Feedback v.2
Day 3 of Management Excellence Event.
We are finally starting to finish the slide deck for tomorrows presentations. My only dubious contribution to the presentation itself is the agenda catch phrase – How to Push Someone Off the Cliff and Feel Good About it. Our research is about how we can change our current reward system to better equip managers to defend themselves when an employee who is on the edge of the average-bad spectrums has to be bumped down… boring subject (and a really bad sentence!), but very important for us who must face this system every day.
I played the project lead for the day, with a co-lead Randy to share my responsibilities. Randy came in with a well done schedule and job assignments. I felt left out of the job assignments, but I was working on being less pushy and being less about “I”, so I let it pass. After all, it was a sound plan. So we proceeded to run the show, with me largely deferring to Randy’s initiative.
After a couple of hours, we had already been slipping for a while, and were not making enough progress.
We had a pulse check with our manager Mark, who suggested that I should start focusing on the competencies that I wished to grow – which was to learn to better set and execute on goals. Another point he made was that he would like us to focus on growing our teams better – by allowing them opportunities to grow their own self-identified deficiencies in their competencies.

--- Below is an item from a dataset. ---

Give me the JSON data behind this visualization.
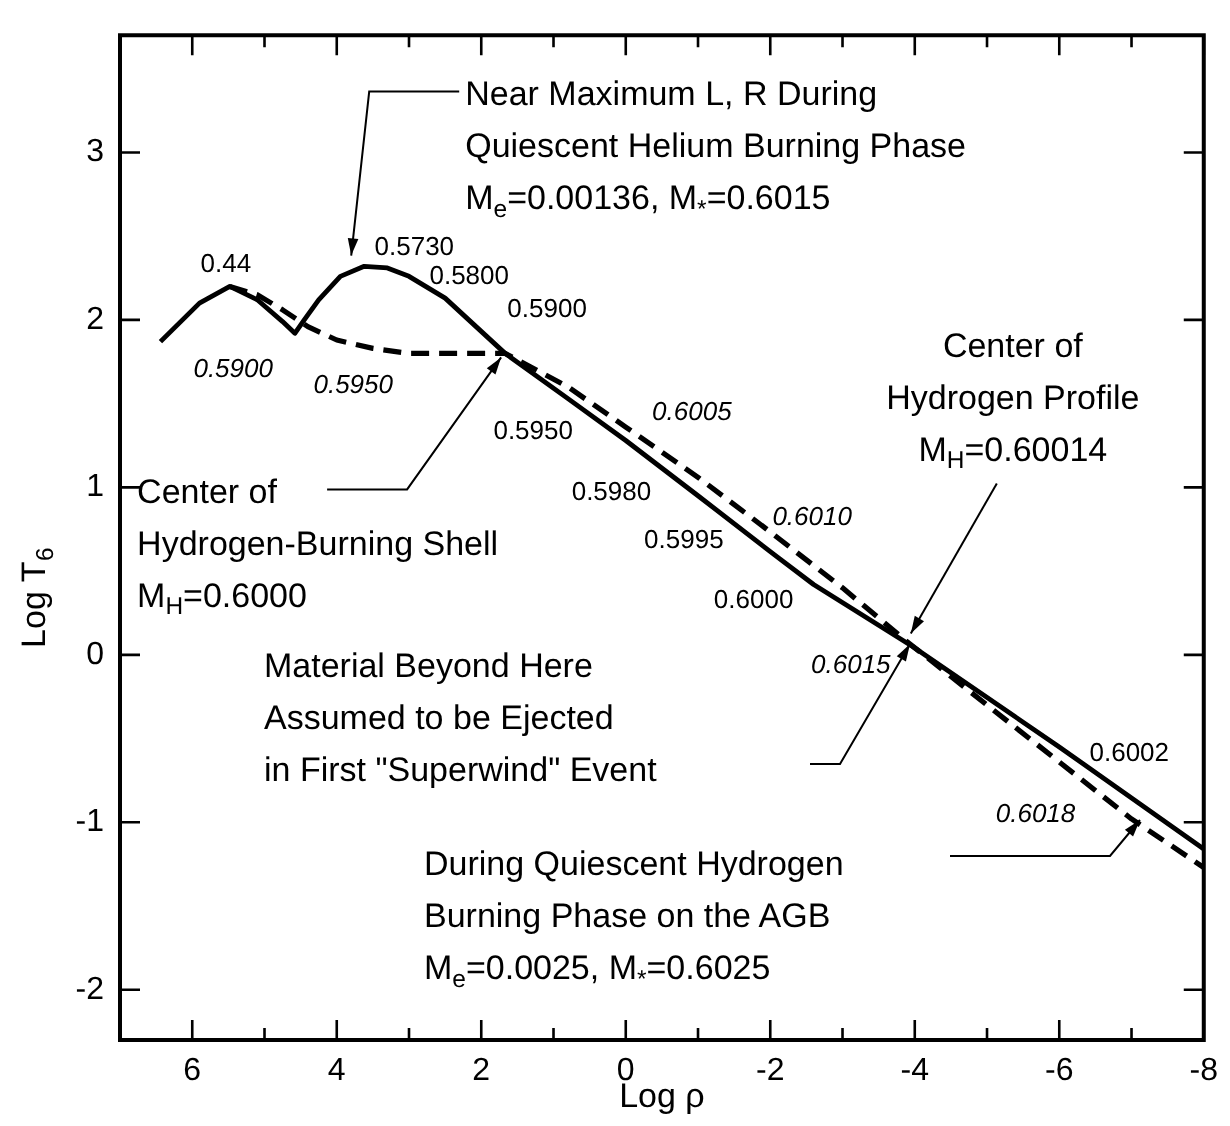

In retrospect, I did moderately okay as a project leader, and made more mistakes than right choices. But in the end, the project seemed to converge into a good form – which is testament to how smart and effective the people in my team were.
During feedback, this is what I heard…
- Did not have a consistent management style with co-lead
- Did not have a coherent voice as co-leads – acted as 2 voices instead of 1
- Did not help follow the initial schedule very effectively
- Does not clearly convey changes in (previously articulated) plans/priorities
- Strong, opinionated and smart
- Well organized
- Detached from work when watching over the clock (i.e., after switching to a schedule driven project management mode)
- Agitated
- Lack of compassion for reasons behind project slip
- Did not have other choices for management style given the constraints/bubble the team was in.
- Ignored causes for project slippage
- Put too many people into a single unit which wasted time, instead of pairing up
- Interrupted focused activity which was being lead by one team member (this happened when I walked in to reset the schedule and recreate priorities and scale down scope based on what time we had left).
- This felt very abrupt and almost insulting
- Went off to do other things while being paired up with one member (this happened when time was limited and did not have the luxury of randomizations, but had to leave for meeting with leads)
- Many times, one-upped co-lead and made decisions without consultation or even a courtesy information.
- Completely forgot about the mandate from management to focus on competencies and instead focused on project completion. (This is the equivalent of losing sight of business priorities while being shortsightedly focused on completing coding)
- Learned from and adapted to prior feedback very well.

Were the others in your team new to management like you, or did they have more experience than you?
I don’t know about everyone in the training, but my immediate peers had at least 3-5 years more experience managing people than I did.